Signs: The building’s name and address should appear on an exterior sign that includes visual and raised print and braille. The sign should comply with the design requirements for signage. For larger buildings, large signs should be incorporated into the landscaping leading to the main entrance. Because of their distance from paths of travel, these signs do not require raised print or braille.

Emerging technology is available which allows people impacted by blindness to read signs from afar using their smartphone, which receives information via Bluetooth from a beacon installed on or near the sign.

If some entrance doors to a building are not accessible, there should be signage at all doors indicating where an accessible entrance is located.

Door frames: All door frames should be colour contrasted to the walls or surfaces around them.

Landmarks: Planters and columns can draw attention to the main entrance. Plants can be positioned to guide the direction of travel towards the entrance.

Recessed entrances: A recessed entrance is easier for a long cane user to detect. It can also create an acoustically different space, making the entrance easier to locate for people impacted by blindness.

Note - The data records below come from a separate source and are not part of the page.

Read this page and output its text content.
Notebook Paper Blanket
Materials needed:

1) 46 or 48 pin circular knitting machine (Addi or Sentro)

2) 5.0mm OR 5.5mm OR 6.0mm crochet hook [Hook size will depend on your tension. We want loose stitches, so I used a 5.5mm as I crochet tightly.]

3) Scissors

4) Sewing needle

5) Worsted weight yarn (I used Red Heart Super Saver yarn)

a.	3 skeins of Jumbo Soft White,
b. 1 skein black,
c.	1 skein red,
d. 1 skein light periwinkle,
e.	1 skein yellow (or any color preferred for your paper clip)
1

Change in surface texture: The approach to a building entrance can be marked with a different ground surface. For example, interlocking stone can intersect with a concrete sidewalk to mark the place to make a 90-degree turn to reach the entrance. The interlocking stone should be detectable with a cane and underfoot.

Audible cues: Audible signs (discussed in Signage) and other audible cues, such as music, can be used to draw attention to a building’s entrance.

Where there is a row of doors to individual businesses that blend with the surrounding wall along a building line, it’s important to clearly identify each door. For example, use colour-contrasting doors, doormats outside each door, or a textured and colour-contrasted walking surface leading up to each door. Signage that incorporates visual and tactile information should also be provided at each door.